I wish I could say that the album’s four singles save the day, but it’s more a case of them being at least interesting and worth of discussion. ‘The Hindu Times’ is not hard to criticize – as far as rockin’ tunes go, it’s still only a shadow of the band’s early material, with the energy level not high enough and Liam’s voice maybe at an all-time nasal worst. Yet it somehow works, due to the infectious riff and the ‘defying’ attitude. When Liam sings “I got speed and I walk on air” it still sounds convincing rather than phony, and that’s a big plus for me. And the 2002 public seem to have been convinced as well, sending this song right to the top of the charts.

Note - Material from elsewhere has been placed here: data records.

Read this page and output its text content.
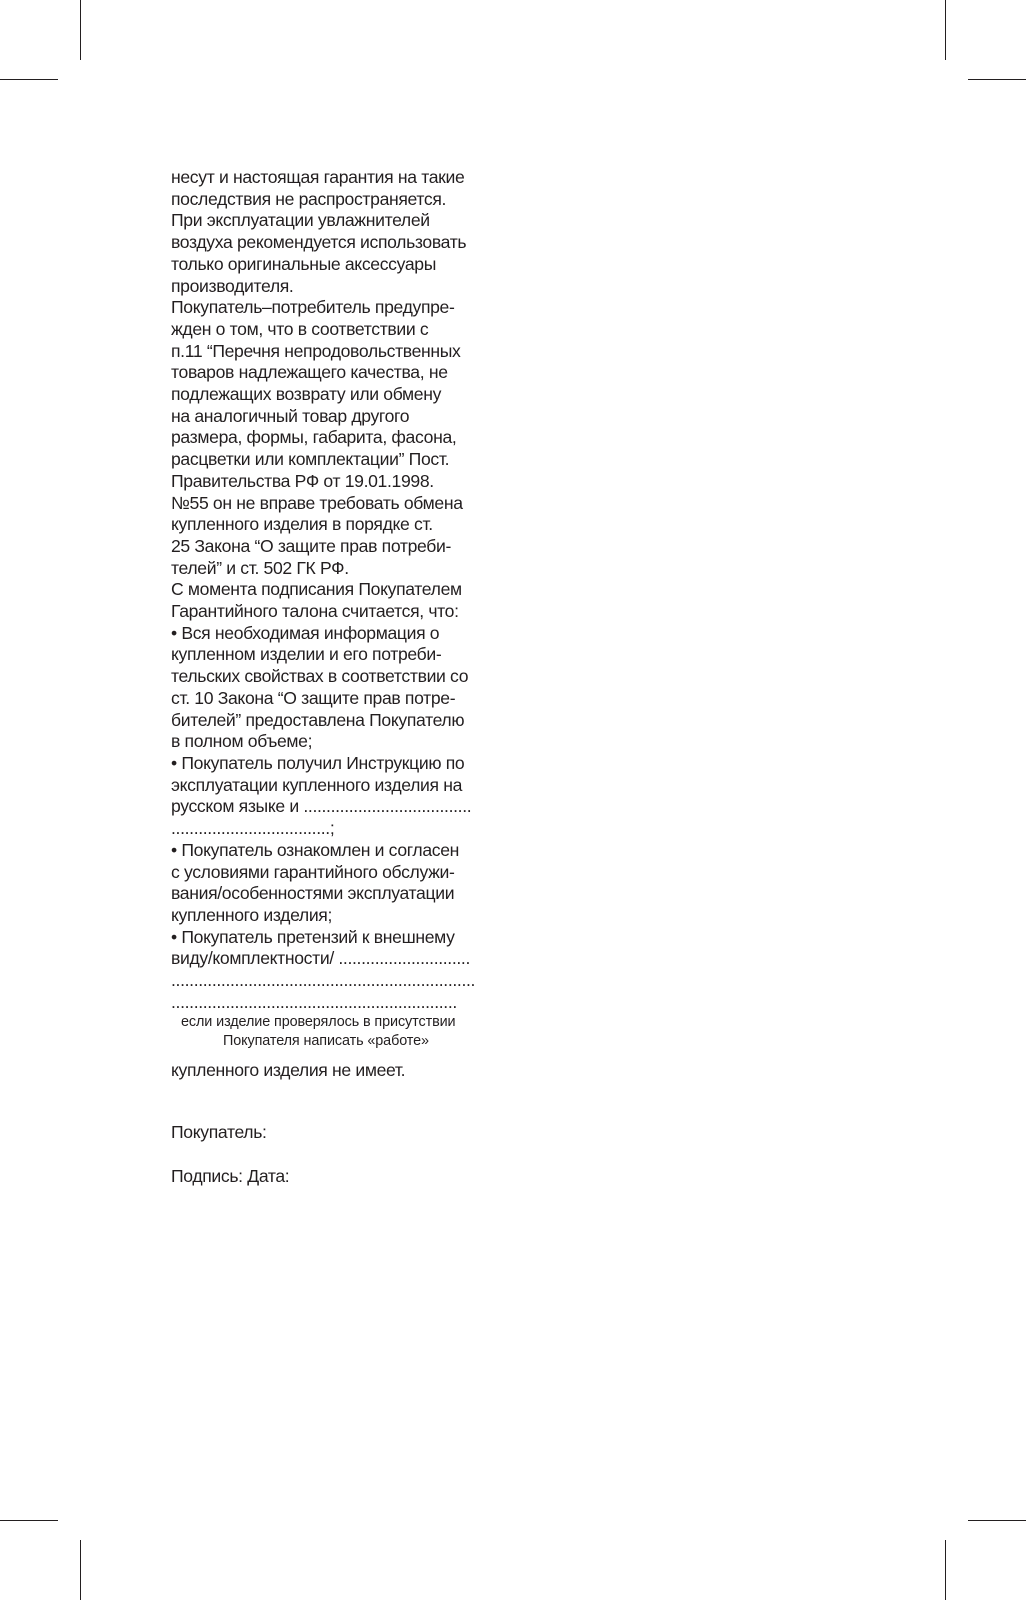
несут и настоящая гарантия на такие
последствия не распространяется.
При эксплуатации увлажнителей
воздуха рекомендуется использовать
только оригинальные аксессуары
производителя.
Покупатель–потребитель предупре-
жден о том, что в соответствии с
п.11 “Перечня непродовольственных
товаров надлежащего качества, не
подлежащих возврату или обмену
на аналогичный товар другого
размера, формы, габарита, фасона,
расцветки или комплектации” Пост.
Правительства РФ от 19.01.1998.
№55 он не вправе требовать обмена
купленного изделия в порядке ст.
25 Закона “О защите прав потреби-
телей” и ст. 502 ГК РФ.
С момента подписания Покупателем
Гарантийного талона считается, что:
• Вся необходимая информация о
купленном изделии и его потреби-
тельских свойствах в соответствии со
ст. 10 Закона “О защите прав потре-
бителей” предоставлена Покупателю
в полном объеме;
• Покупатель получил Инструкцию по
эксплуатации купленного изделия на
русском языке и .....................................
...................................;
• Покупатель ознакомлен и согласен
с условиями гарантийного обслужи-
вания/особенностями эксплуатации
купленного изделия;
• Покупатель претензий к внешнему
виду/комплектности/ .............................
...................................................................
...............................................................
если изделие проверялось в присутствии
Покупателя написать «работе»
купленного изделия не имеет.
Покупатель:
Подпись: Дата:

‘Stop Crying Your Heart Out’ and ‘Songbird’ are opposite in many ways – Noel vs Liam, long vs short, big orchestrated arrangement vs low-key acoustic, but I can’t say I’m impressed by either of the two. It is great to see Liam abandoning his tough-guy image for a few minutes and writing something so cute and positive, but that fact is actually more interesting than the song itself. And I feel like I’m repeating myself, but try comparing ‘Stop Crying Your Heart Out’ with say, the majestic ‘Don’t Go Away’ from 5 years before in terms of ballads. It just ain’t what it used to be.
The consensus among fans is that this album is Oasis’ lowest point and at the end of the day I cannot disagree. ‘Be Here Now’ saw them heading for the ditch but it sure was a long and exciting way, ‘Standing on the Shoulder of Giants’ was just as bad song-writing wise but had a cool sound, while the last two were more consistent, if kinda irrelevant. ‘Heathen Chemistry’ is just not worth getting if you’re already familiar with its singles.